I heard of de Botton via Dhammo (thus giving me a chance to pay the favour back). I first read "The Architecture of Happiness", a quaint book about different spaces of the constructed variety, lowly office buildings and grand cathedrals alike. But this post is about "The Pleasures and Sorrows of Work".

Perhaps I am taking the easy way out, but I don't have as much to say as much as I have to quote from the book. We spend a significant portion of our adult lives at "work", says de Botton, but we don't discuss it very much. This is perhaps not so true any more - blogs and tweets are devoted to dissecting our work-lives in detail or making throwaway comments during the day; but it is true that we do not compare our experience across professions: art curators do not break commiserative bread with brain surgeons, cricket umpires do not swap notes with database administrators.

Apart from being a lurking presence during the day and a quiescent ghost in the hours between work, what is so special about work? Our ancestors (including our parents) probably never made so much of it, the way we charge so much of our potential happiness to it.

"...the most remarkable feature of the modern working world may in the end be internal, consisting in an aspect of our mentalities: in the widely held belief that our work should make us happy."
In the book, de Botton follows people to work, talks to a wide variety of people going about their daily business, observes, and makes conjectures, even about himself. It is fascinating, an unexpected kind of voyeurism, watching rocket scientists prepare for a routine launch, shaking your head at a power engineer whose weekend hobby is to trace the paths of power lines, ride up and down elevators with business consultants. Satisfyingly (and sadistically), their lives are as interesting (or boring) as ours.

Perhaps the most interesting and poignant encounter is with a career counselor. He deals with mid-career clients who can no longer keep up the facade of knowing what they want to do and students about to plunge into the depths that plague all of us, while dealing with his own professional anxieties. Like a dentist with a vague sense of dread about the pain in his molars.

de Botton notices that the counselor has a notice pinned to a door containing:

"a quote from Motivation and Personality, by the psychologist Abraham Maslow [...]: 'It isn’t normal to know what we want. It is a rare and difficult psychological achievement.'"
He observes the counselor helping a woman deal with the attempt to discover what she really "wants to do" (familiar question at any age?), by attempting cathartic writing sessions not just about what these people like, but also what they envy. What else can you do in that short span of time, in the rapidly falling sunlight of life?

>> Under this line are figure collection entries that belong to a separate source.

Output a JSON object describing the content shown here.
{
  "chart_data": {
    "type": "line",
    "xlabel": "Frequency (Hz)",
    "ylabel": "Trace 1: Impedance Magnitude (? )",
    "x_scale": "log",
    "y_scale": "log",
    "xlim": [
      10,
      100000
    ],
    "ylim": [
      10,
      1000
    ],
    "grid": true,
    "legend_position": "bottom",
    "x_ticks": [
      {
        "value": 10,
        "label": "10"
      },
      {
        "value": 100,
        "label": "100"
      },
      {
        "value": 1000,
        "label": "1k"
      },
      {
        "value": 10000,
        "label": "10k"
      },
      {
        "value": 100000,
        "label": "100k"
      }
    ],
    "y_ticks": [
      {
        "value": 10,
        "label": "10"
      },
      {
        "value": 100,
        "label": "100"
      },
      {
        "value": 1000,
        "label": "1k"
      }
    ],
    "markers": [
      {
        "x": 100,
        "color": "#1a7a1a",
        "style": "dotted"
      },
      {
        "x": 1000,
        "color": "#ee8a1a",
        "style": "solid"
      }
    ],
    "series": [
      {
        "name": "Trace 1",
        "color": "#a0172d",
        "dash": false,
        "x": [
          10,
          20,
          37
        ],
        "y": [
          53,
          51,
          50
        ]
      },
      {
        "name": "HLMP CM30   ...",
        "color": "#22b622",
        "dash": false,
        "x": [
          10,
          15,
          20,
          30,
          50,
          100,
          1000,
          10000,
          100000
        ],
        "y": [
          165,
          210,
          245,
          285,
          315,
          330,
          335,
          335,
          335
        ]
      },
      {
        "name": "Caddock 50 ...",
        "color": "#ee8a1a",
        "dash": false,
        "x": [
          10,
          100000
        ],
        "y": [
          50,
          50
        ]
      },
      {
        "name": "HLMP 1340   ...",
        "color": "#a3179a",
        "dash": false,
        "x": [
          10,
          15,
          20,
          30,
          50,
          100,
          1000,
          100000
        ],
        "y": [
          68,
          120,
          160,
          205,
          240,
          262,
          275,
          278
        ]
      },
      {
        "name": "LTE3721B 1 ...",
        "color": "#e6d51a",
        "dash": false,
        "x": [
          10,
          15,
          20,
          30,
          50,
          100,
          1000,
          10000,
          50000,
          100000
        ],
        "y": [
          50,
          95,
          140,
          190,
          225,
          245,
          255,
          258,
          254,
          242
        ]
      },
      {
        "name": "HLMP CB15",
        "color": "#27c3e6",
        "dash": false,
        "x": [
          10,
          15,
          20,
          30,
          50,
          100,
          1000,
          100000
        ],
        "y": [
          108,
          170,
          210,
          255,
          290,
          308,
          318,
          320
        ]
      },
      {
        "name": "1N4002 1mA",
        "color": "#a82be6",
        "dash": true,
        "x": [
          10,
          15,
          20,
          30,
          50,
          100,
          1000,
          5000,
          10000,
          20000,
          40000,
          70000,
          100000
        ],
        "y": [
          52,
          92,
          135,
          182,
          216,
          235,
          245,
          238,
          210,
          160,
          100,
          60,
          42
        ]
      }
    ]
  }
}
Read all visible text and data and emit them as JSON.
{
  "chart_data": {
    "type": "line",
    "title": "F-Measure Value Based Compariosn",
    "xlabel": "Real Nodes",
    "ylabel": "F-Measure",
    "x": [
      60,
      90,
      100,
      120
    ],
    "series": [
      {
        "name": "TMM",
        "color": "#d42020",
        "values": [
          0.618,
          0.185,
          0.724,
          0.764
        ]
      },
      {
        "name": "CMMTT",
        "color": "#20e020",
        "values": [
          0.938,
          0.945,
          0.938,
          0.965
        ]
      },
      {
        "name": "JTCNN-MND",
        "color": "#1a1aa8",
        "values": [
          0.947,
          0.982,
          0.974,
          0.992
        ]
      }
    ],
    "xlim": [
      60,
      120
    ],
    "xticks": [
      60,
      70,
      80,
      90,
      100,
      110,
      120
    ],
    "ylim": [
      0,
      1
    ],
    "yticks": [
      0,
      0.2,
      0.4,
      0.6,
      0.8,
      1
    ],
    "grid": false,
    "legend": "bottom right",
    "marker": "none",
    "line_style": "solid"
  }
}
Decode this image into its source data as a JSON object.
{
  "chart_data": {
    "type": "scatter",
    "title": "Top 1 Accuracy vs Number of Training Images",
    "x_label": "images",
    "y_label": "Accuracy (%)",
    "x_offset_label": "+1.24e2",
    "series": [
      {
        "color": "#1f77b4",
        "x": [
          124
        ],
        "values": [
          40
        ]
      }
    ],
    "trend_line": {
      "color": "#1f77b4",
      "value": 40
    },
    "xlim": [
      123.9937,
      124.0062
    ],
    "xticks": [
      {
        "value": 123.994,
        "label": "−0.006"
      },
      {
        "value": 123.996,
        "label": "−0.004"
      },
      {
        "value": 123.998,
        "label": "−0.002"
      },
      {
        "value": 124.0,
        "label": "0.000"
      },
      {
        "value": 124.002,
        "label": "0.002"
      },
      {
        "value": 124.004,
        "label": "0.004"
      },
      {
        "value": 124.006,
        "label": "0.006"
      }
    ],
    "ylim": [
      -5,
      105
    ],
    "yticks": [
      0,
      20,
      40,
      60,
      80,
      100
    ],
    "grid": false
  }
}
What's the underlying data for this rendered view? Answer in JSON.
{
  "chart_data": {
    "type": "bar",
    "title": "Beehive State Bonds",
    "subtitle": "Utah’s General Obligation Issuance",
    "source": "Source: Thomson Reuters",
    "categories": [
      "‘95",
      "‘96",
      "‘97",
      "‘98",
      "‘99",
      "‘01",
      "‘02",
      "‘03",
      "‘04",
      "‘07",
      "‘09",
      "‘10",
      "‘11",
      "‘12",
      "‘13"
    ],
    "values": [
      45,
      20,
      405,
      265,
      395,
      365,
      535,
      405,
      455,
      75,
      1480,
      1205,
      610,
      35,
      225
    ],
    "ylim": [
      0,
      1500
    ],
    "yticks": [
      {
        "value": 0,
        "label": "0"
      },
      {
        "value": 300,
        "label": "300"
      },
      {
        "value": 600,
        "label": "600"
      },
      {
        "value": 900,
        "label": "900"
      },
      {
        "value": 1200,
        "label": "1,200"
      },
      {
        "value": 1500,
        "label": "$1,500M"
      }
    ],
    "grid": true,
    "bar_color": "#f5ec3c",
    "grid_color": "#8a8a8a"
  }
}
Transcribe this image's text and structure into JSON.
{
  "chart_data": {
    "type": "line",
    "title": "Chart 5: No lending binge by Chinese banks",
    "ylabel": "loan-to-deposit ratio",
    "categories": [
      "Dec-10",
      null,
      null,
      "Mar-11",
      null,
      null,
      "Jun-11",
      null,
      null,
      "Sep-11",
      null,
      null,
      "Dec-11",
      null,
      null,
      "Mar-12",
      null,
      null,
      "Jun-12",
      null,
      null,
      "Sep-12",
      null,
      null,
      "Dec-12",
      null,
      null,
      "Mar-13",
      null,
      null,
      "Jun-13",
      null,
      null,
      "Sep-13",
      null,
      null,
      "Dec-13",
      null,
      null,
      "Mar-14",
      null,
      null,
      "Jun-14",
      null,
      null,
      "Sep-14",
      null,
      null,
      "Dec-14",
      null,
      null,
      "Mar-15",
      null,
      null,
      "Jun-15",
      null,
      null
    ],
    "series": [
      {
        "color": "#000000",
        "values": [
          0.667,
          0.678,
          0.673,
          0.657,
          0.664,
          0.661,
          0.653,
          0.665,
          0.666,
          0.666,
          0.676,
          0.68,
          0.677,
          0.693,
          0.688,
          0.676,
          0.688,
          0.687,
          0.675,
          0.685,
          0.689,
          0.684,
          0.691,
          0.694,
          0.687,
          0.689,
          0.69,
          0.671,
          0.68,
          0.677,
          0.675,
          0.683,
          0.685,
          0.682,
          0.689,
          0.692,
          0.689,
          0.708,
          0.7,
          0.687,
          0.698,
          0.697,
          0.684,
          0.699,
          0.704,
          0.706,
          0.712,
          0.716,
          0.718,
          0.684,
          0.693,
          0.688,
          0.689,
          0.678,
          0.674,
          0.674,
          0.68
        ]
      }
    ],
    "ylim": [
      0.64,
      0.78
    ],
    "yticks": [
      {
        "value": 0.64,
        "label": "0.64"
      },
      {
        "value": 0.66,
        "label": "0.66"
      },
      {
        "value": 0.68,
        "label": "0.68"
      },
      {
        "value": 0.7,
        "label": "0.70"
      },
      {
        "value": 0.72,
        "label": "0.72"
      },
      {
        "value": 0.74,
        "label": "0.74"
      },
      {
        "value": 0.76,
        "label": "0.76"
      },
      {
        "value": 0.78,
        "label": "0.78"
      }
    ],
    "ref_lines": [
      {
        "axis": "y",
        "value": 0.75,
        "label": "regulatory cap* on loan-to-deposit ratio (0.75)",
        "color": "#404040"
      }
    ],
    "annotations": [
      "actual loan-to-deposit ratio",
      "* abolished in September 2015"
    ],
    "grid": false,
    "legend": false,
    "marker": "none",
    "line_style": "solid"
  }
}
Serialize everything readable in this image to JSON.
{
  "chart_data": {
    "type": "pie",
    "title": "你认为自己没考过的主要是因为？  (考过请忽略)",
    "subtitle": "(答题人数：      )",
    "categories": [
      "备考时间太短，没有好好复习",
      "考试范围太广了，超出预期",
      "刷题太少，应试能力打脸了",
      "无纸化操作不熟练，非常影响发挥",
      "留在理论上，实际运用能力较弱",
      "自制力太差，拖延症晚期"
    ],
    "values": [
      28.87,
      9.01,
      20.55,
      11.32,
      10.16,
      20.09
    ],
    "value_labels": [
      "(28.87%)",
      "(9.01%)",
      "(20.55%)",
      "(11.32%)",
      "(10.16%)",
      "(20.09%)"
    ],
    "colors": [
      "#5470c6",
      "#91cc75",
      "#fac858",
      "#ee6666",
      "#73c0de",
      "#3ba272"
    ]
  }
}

A de B takes an aptitude test; when its results come back:

"I recognized my desire to submit to the report’s conclusions in the hope of quelling my doubts about my future. At the same time, the report failed to inspire any real degree of confidence and indeed, the more I dwelt on it, the more it seemed to signal some of the limits of career counseling as a while.

It struck me a strange and regrettable that in our society something as prospectively life-altering as the determination of a person’s vocation had for the most part been abandoned to marginalized therapists practicing their trade from garden extensions. What should have been one of the most admired professions on earth was struggling to attain the status open to a travel agent.

...

But perhaps this neglect was only an appropriate reflection of how little therapists can in the end make sense of human nature."

He ends the book by noting that “If we could witness the eventual fate of every one of our projects, we would have no choice but to succumb to immediate paralysis." However,
"Our work will at least have distracted us, it will have provided a perfect bubble in which to invest our hopes for perfection, it will have focused our immeasurable anxieties on a relatively small-scale and achievable goals, it will have given us a sense of mastery, it will have made us respectably tired, it will have put food on the table. It will have kept us out of greater trouble."